Nike set out on an eight-year mission to create the perfect soccer ball, and players from some of the top leagues in the world will soon play with the latest model of a modern and futuristic ball. It's no secret that soccer players -- and athletes in general -- are pretty sensitive to any changes to their equipment, especially the ball. That's why Nike consulted over 800 professional athletes, including non-Nike sponsored athletes, and spent eight years researching before crafting the Nike Flight ball, unveiled globally on Monday.
The sleek, innovative ball will make its debut next season in the NWSL -- which became the first professional team sports league in the United States to mark its return during the coronavirus pandemic on Saturday -- along with the Premier League, Serie A and the Russian Premier League, among others.
The name of the ball hints at what culminated from nearly a decade of research. The engineering team covered 68 different iterations of the ball and spent 1,700 hours in the lab before settling on a ball that, thanks to its new AerowSculpt technology, can hug the air and produce 30 percent truer flight than previous Nike soccer balls. It specifically exceeds the Nike Merlin, which is used in the Premier League and other major leagues these days.

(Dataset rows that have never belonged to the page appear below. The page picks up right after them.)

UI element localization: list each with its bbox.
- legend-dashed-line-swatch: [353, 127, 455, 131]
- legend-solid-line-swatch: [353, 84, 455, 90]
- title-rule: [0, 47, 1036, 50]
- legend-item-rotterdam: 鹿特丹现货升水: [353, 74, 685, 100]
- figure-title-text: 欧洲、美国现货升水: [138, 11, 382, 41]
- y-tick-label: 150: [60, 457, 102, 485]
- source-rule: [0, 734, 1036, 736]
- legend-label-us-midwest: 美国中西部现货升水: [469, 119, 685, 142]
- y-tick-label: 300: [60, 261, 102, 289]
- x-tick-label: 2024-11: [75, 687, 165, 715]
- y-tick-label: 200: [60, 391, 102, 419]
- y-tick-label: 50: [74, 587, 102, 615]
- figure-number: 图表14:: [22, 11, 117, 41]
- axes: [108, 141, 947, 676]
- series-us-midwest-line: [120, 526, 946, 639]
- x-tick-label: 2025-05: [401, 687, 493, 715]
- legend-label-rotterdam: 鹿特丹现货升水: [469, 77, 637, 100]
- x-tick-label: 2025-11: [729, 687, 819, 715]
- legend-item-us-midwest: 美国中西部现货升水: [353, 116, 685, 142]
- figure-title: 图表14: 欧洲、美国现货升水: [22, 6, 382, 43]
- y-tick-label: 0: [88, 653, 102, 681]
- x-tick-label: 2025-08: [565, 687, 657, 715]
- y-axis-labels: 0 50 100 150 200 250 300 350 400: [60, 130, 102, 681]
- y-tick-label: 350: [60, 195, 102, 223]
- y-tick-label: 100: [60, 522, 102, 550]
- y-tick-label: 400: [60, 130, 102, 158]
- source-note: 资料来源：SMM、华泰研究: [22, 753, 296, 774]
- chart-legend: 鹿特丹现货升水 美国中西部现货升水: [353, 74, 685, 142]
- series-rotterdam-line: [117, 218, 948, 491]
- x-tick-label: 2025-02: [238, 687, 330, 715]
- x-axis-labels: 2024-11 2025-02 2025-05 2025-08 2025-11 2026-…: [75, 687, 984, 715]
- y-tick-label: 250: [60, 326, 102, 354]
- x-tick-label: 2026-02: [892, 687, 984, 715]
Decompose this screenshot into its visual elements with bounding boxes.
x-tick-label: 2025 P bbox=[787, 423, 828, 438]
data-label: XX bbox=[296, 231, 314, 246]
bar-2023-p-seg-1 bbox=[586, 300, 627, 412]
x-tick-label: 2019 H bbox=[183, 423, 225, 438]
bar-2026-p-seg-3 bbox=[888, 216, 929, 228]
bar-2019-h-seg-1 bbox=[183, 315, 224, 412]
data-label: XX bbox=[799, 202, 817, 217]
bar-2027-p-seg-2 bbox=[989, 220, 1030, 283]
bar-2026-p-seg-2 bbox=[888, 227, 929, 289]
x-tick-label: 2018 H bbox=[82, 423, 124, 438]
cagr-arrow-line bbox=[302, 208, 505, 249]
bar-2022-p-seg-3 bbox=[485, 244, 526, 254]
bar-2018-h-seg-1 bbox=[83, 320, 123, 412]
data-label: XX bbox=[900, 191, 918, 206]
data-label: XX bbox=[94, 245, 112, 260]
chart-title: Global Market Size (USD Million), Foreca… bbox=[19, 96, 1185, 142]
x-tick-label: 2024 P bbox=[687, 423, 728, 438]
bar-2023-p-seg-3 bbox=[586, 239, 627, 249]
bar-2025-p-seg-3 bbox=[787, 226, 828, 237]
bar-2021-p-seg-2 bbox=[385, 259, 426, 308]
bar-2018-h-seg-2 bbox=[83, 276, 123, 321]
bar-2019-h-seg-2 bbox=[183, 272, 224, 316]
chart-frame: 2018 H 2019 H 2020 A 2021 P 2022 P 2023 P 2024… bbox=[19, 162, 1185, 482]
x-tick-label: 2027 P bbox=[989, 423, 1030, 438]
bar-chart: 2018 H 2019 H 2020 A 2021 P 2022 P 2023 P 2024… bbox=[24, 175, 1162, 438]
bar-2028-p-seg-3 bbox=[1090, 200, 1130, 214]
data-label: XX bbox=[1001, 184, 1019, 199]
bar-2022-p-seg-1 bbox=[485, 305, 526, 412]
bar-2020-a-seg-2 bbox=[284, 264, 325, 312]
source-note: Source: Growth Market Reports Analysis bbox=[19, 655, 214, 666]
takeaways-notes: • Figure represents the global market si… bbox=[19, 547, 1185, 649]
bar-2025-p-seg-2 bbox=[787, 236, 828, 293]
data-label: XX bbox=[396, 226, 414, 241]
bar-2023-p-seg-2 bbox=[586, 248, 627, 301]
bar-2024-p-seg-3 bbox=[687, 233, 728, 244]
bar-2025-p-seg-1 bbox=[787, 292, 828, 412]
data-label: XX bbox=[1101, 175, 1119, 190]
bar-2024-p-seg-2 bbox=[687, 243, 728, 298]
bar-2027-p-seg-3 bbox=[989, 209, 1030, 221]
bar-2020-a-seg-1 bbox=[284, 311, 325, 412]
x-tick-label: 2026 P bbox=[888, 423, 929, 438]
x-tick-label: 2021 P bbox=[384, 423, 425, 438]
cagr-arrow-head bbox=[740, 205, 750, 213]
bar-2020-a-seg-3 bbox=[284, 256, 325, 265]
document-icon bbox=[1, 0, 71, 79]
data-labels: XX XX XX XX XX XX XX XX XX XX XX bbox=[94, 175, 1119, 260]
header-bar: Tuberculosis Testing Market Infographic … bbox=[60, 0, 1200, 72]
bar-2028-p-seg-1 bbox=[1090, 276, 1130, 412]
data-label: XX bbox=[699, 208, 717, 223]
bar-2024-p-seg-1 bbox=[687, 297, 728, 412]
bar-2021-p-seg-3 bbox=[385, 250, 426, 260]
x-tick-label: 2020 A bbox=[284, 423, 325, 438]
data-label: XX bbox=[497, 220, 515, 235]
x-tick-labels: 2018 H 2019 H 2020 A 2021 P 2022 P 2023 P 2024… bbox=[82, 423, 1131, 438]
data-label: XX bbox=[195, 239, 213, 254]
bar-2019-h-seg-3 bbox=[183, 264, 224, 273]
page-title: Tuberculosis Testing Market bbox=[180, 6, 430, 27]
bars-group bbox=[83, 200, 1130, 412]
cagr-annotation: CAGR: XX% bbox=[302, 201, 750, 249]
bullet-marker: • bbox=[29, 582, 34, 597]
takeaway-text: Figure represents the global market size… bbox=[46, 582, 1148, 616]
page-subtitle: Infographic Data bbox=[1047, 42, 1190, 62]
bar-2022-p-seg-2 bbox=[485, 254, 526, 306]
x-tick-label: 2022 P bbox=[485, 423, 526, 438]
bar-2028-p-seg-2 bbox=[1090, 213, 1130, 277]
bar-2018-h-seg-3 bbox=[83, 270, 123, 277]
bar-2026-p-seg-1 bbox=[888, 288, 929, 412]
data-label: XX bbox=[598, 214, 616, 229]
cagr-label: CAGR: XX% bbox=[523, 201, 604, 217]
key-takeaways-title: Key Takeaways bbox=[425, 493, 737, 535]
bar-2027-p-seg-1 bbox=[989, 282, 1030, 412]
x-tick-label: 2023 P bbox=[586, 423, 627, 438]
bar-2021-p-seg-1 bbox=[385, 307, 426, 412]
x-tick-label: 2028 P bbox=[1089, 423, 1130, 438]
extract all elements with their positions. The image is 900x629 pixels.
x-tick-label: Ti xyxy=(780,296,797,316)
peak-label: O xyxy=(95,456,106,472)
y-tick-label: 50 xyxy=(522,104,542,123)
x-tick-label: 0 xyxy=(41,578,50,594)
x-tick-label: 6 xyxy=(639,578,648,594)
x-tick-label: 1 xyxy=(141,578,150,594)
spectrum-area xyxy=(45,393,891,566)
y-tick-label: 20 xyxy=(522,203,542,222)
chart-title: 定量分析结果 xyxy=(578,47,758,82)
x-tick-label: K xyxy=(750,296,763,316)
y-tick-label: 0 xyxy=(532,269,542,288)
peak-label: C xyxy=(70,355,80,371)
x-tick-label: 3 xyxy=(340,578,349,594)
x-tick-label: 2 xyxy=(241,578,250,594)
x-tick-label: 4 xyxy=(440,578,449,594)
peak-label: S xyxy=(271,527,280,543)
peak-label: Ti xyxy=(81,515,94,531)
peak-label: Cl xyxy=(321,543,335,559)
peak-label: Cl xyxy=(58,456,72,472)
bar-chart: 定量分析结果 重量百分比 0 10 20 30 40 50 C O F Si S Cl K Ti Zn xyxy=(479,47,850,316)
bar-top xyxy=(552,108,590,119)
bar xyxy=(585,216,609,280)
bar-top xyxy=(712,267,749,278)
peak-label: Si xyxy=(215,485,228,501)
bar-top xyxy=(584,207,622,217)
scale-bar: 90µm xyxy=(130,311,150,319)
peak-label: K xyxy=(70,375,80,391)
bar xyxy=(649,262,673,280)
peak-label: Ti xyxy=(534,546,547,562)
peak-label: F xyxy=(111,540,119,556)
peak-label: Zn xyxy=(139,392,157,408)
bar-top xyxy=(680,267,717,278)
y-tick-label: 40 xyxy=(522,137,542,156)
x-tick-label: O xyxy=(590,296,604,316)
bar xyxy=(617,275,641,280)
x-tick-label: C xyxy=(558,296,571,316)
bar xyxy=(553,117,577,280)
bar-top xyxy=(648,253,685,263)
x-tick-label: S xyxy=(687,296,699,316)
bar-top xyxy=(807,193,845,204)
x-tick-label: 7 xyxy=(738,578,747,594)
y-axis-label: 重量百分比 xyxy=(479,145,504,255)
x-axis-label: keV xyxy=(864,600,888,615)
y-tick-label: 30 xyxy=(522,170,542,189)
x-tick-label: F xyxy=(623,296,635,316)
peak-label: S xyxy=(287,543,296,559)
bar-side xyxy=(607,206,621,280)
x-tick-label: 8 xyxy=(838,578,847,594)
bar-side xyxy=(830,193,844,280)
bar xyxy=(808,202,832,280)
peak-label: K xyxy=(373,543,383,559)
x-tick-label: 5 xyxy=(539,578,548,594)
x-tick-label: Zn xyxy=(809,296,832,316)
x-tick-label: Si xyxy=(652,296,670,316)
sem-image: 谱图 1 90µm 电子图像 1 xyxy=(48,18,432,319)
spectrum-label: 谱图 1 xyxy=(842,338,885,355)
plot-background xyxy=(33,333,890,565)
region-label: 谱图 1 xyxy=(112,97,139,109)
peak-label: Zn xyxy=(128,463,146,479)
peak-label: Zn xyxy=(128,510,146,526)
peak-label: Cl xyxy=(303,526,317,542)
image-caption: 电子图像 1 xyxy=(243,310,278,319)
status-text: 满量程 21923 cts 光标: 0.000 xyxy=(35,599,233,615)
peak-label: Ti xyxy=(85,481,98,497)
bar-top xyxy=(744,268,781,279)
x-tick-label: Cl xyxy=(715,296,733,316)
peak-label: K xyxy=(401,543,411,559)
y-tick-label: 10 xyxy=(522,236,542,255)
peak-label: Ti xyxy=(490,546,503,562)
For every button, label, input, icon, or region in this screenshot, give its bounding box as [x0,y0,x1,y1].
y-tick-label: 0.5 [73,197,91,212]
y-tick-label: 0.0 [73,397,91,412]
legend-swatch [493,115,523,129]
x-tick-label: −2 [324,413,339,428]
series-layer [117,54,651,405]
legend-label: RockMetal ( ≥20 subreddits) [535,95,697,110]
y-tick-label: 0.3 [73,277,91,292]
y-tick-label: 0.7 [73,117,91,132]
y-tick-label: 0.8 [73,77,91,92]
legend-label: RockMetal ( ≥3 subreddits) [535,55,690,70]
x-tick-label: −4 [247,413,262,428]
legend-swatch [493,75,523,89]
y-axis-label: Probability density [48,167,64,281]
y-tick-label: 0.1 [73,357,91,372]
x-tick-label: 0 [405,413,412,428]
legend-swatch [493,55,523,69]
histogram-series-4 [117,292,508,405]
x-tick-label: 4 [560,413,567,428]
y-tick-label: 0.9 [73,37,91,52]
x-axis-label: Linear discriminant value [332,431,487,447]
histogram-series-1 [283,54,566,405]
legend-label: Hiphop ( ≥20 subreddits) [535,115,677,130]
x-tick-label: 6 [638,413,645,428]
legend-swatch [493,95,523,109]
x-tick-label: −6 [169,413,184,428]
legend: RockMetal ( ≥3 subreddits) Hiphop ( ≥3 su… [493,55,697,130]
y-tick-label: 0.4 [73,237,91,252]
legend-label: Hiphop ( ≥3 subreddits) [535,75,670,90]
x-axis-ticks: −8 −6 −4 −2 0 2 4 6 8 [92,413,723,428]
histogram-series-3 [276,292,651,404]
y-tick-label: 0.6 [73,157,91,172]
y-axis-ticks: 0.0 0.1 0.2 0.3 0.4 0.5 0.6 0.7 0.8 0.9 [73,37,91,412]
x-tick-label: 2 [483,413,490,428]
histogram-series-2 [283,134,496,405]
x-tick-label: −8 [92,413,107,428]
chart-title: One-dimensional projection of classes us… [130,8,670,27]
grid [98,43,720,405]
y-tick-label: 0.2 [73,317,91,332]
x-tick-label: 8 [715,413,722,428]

At first glance, the Nike Flight ball nearly looks like a jumbo-size golf ball, especially once you start paying closer attention to details such as the pentagonal-like dimples or ridges from a 3D ink layout. It's why the sportswear giant opted for a simplistic all-white colorway. Kieran Ronan, who's the senior director for global equipment at Nike, explained how they managed to take innovative learning from other sports industries, including golf, and applying it to their study to help influence the flight of the ball and prevent wobbling.
"There were so many different permutations, but the one thing that was true to the golf ball back then and still is now is its ability to fly through the air. And in golf, you're taking into factor how far the ball is going to travel downwind versus into the wind, whether wind is coming off your left, off your right and so on and so forth -- rain, dry, humidity," Ronan told CBS Sports. "The principles of what that does is, when you think about a smooth surface, when it travels through the air, it is gripped by the air. The application of dimples in this case from the golf ball, or in our case with the AerowSculpt technology, it is distorting the surface so that the air can grip it, which allows basically in essence a truer flight."
Manchester City, Chelsea, Tottenham and the United States women's national team were among the notable teams to work with Ronan over the years. Megan Rapinoe and Alex Morgan both provided feedback during the eight-year project. But it wasn't just star players that helped Ronan and his team design the ball. They took a ton of input from a robotic kicking leg in their lab to help track boot-to-ball tests on the aerodynamics of the ball, which was another tip-of-the-cap to tracking technology used in golf and adopted in baseball.
"The other thing taken from the golf industry is the speed of iterations. When we brought the robot into the lab three or four years ago, that allowed us to up the ante, the amount of testing that we could do," Ronan said. "The 1,700 hours of testing comes from the players, what they're saying, bringing that in and mapping it and plotting it against an equation, feeding that information into the system for the robot, and then the robot starts its job."
But why robots? Consistency.
"If you think about bringing in a player to come in and you were to ask a player to hit a thousand shots, the muscle fatigue, the overall physical fatigue, the information you get from the first kick, or maybe five or six kicks after they're warmed up, all the way to the thousand kick will give you a very, very different set of parameters" Ronan said. "Whereas with the robot, you're working precisely in that range and you can start to work with the depth of the grooves, the shape of the grooves, the overall aesthetic appearance of the design to help get us to the optimal number that we're looking for in this moment and time."
Unlike traditional 12-panel soccer balls, the Nike Flight ball only uses four fuse-wielded panels to help enable a prominent sweet spot for superior touch and performance. USWNT and OL Reign midfielder Ally Long, who is currently participating in the 2020 NWSL Challenge Cup on CBS and CBS All Access, explained the importance of a constant and truer flight to the ball.
"As a central midfielder I want to be on the ball all the time and be the quarterback that can help build the attack by using all different ranges of passes," Long said. "In order for me to be the best, the ball needs to be consistent and predictable. Not too light, not too hard, made with the perfect material so every touch I take can be perfect to set me up for the next pass. There is nothing better when I hit a ball perfectly and it goes exactly where I want it to go."